Transfer calls are in and.....
the Gongju Jameh Foursome will live to see another transfer! YAYAY. Gongju Foursome for the win.
In other news...I think it's almost springtime! No, but really, while my companion and I were walking to email today we saw little, tiny flowers growing among the usual dead leaves and garbage that litter the sidewalk. There may be life in this city yet! I've never been so excited for spring.
And you know what spring means?
GENERAL CONFERENCE. Only...53 more days! Or something like that. It's actually slightly concerning just how obsessed I've become with General Conference talks. I read them all.the.time. When I wake up and am supposed to be taking a shower, before I go to bed while I'm supposed to be writing in my journal...I may have an addiction. But they're so good. Last October's Conference especially. If you haven't re-read Conference yet, I implore you to stop reading this lame and confusing email and instead go read the words of our apostles and prophet. Like, now. Nothing I say will ever be as good.
There's really not too much to say about this week. It actually wasn't that great--no appointments, unprogressing investigators, guilt and shame at my inability to talk to strangers and my ever-growing rice face. But luckily, I email you all right after I look through the wave of love and encouragement that comes through your emails and that always has a way of cheering me right up. I usually say this at the end, but I'll say it again now--I love you!
And even though the majority of this week was a little lack-luster, I've been trying really hard lately to appreciate the small miracles and happy moments that I experience each day. I saw one yesterday when KiniKini and I discovered just how much more wonderful the "Let It Go" song becomes when you sing it in a crappy Australian accent. I saw another this morning when KimSuHyun spontaneously hugged me, squealing with joy because we were staying another transfer in Gongju. I see them every day, in the kindness that my sweet companion shows me as we labor together in two different areas, going back and forth between our two cities like confused nomads.

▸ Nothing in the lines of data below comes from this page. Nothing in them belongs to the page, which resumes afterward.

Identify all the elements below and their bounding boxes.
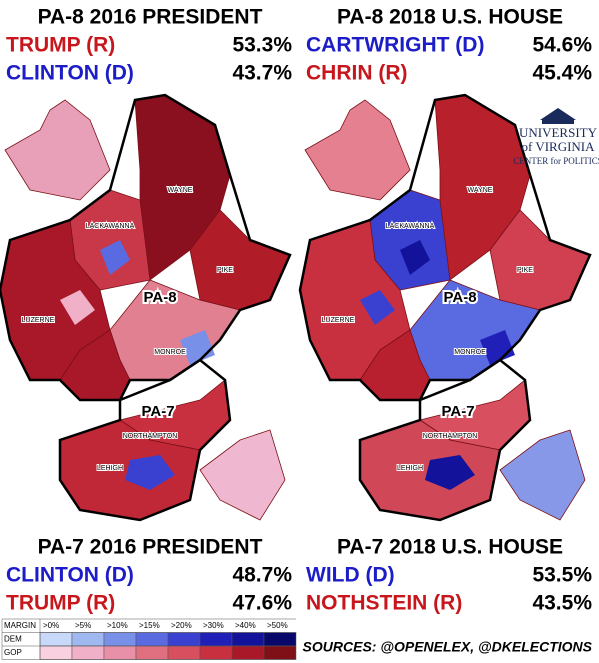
legend-header: MARGIN bbox=[4, 621, 36, 630]
candidate-name: NOTHSTEIN (R) bbox=[306, 592, 462, 615]
scranton bbox=[100, 240, 130, 275]
stroudsburg bbox=[480, 330, 515, 365]
candidate-pct: 43.7% bbox=[232, 62, 292, 85]
legend-swatch bbox=[167, 632, 201, 647]
wilkes-barre bbox=[60, 290, 95, 325]
legend-bin: >20% bbox=[171, 621, 192, 630]
candidate-pct: 48.7% bbox=[232, 564, 292, 587]
legend-bin: >5% bbox=[75, 621, 91, 630]
legend-swatch bbox=[39, 645, 73, 660]
county-label: LUZERNE bbox=[22, 317, 55, 324]
county-label: LEHIGH bbox=[397, 465, 423, 472]
candidate-name: CARTWRIGHT (D) bbox=[306, 34, 484, 57]
stroudsburg bbox=[180, 330, 215, 365]
legend-swatch bbox=[103, 645, 137, 660]
logo-text: CENTER for POLITICS bbox=[513, 156, 599, 166]
district-label: PA-7 bbox=[141, 403, 174, 420]
lehigh-inset bbox=[499, 429, 586, 521]
logo-text: of VIRGINIA bbox=[521, 139, 595, 154]
legend-row-label: GOP bbox=[4, 648, 22, 657]
legend-swatch bbox=[71, 632, 105, 647]
candidate-name: CHRIN (R) bbox=[306, 62, 407, 85]
candidate-pct: 53.5% bbox=[532, 564, 592, 587]
candidate-pct: 47.6% bbox=[232, 592, 292, 615]
candidate-name: TRUMP (R) bbox=[6, 592, 115, 615]
district-label: PA-8 bbox=[143, 289, 176, 306]
scranton bbox=[400, 240, 430, 275]
legend-row-label: DEM bbox=[4, 634, 22, 643]
candidate-name: CLINTON (D) bbox=[6, 62, 134, 85]
panel-title: PA-8 2016 PRESIDENT bbox=[38, 6, 263, 29]
legend-swatch bbox=[167, 645, 201, 660]
logo-rotunda bbox=[540, 108, 576, 124]
wilkes-barre bbox=[360, 290, 395, 325]
legend-bin: >30% bbox=[203, 621, 224, 630]
candidate-name: TRUMP (R) bbox=[6, 34, 115, 57]
allentown bbox=[425, 455, 475, 490]
county-label: LACKAWANNA bbox=[86, 223, 135, 230]
lehigh-inset bbox=[199, 429, 286, 521]
legend-swatch bbox=[199, 632, 233, 647]
county-label: LACKAWANNA bbox=[386, 223, 435, 230]
legend-bin: >40% bbox=[235, 621, 256, 630]
legend-bin: >15% bbox=[139, 621, 160, 630]
legend-swatch bbox=[135, 632, 169, 647]
legend-swatch bbox=[103, 632, 137, 647]
county-label: NORTHAMPTON bbox=[423, 433, 478, 440]
county-label: LEHIGH bbox=[97, 465, 123, 472]
candidate-name: WILD (D) bbox=[306, 564, 395, 587]
legend-swatch bbox=[71, 645, 105, 660]
candidate-pct: 54.6% bbox=[532, 34, 592, 57]
susquehanna-inset bbox=[304, 99, 411, 201]
pa7-outline bbox=[358, 358, 532, 522]
susquehanna-inset bbox=[4, 99, 111, 201]
panel-title: PA-8 2018 U.S. HOUSE bbox=[337, 6, 563, 29]
legend-swatch bbox=[39, 632, 73, 647]
county-label: PIKE bbox=[217, 267, 233, 274]
pa7-outline bbox=[58, 358, 232, 522]
legend-swatch bbox=[231, 632, 265, 647]
legend-swatch bbox=[231, 645, 265, 660]
county-label: MONROE bbox=[454, 349, 486, 356]
pa8-outline bbox=[298, 93, 592, 402]
candidate-name: CLINTON (D) bbox=[6, 564, 134, 587]
logo-text: UNIVERSITY bbox=[519, 125, 598, 140]
legend-bin: >0% bbox=[43, 621, 59, 630]
county-label: MONROE bbox=[154, 349, 186, 356]
county-label: NORTHAMPTON bbox=[123, 433, 178, 440]
county-label: PIKE bbox=[517, 267, 533, 274]
panel-title: PA-7 2018 U.S. HOUSE bbox=[337, 536, 563, 559]
candidate-pct: 45.4% bbox=[532, 62, 592, 85]
allentown bbox=[125, 455, 175, 490]
district-label: PA-8 bbox=[443, 289, 476, 306]
legend-swatch bbox=[263, 632, 297, 647]
pa8-outline bbox=[0, 93, 292, 402]
county-label: WAYNE bbox=[168, 187, 193, 194]
legend-swatch bbox=[135, 645, 169, 660]
candidate-pct: 43.5% bbox=[532, 592, 592, 615]
legend-swatch bbox=[263, 645, 297, 660]
district-map: LACKAWANNA WAYNE PIKE LUZERNE MONROE NORTHAMP… bbox=[298, 93, 592, 522]
county-label: WAYNE bbox=[468, 187, 493, 194]
sources: SOURCES: @OPENELEX, @DKELECTIONS bbox=[303, 639, 593, 655]
district-label: PA-7 bbox=[441, 403, 474, 420]
county-label: LUZERNE bbox=[322, 317, 355, 324]
legend-bin: >50% bbox=[267, 621, 288, 630]
candidate-pct: 53.3% bbox=[232, 34, 292, 57]
legend-bin: >10% bbox=[107, 621, 128, 630]
panel-title: PA-7 2016 PRESIDENT bbox=[38, 536, 263, 559]
legend-swatch bbox=[199, 645, 233, 660]
district-map: LACKAWANNA WAYNE PIKE LUZERNE MONROE NORTHAMP… bbox=[0, 93, 292, 522]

I saw an especially incredible miracle yesterday when I sat down to practice teaching the first lesson to my companion. It started out like any other role-play--a little stilted and awkward, me frequently stopping to ask her for a word I wanted to use or a suggestion on how I can explain things better. But then I got to the part where I needed to recite the First Vision and even though I knew that she wasn't a real investigator and this wasn't a real lesson, just my companion helping me practice, as I recited the words of the prophet Joseph Smith, I had this overwhelming spiritual confirmation that these words were true. And it didn't matter that they were in Korean. It didn't matter that people, then and today, reject his words as a lie. I know that they are true. I know Joseph Smith was prophet. He humbly asked to know the truth and he saw God the Father and His Son, Jesus Christ. I know that through the power of God and with the guidance of the Angel Moroni, he obtained and translated the Book of Mormon. I know the Book of Mormon is true. It is the word of God and the people and prophets who compiled and painstakingly recorded its words were real people. They lived and they died in order to preserve the record of their people and the words of the Savior and I am so grateful to them for their words and their sacrifice. I know that the Book of Mormon is true and I dare anyone to tell me it's false without first sincerely reading and praying about it. I love this book as I love the Old and New Testaments and it is a privilege for me to study the words of the scriptures every day of my mission.
I love this gospel. I love my Heavenly Father. I love my Savior.
And one day, someday soon, all the bad days won't matter and all the disappointing weeks will be a long-forgotten memory because I know that this is the work of God. And I am honored to be a part of it.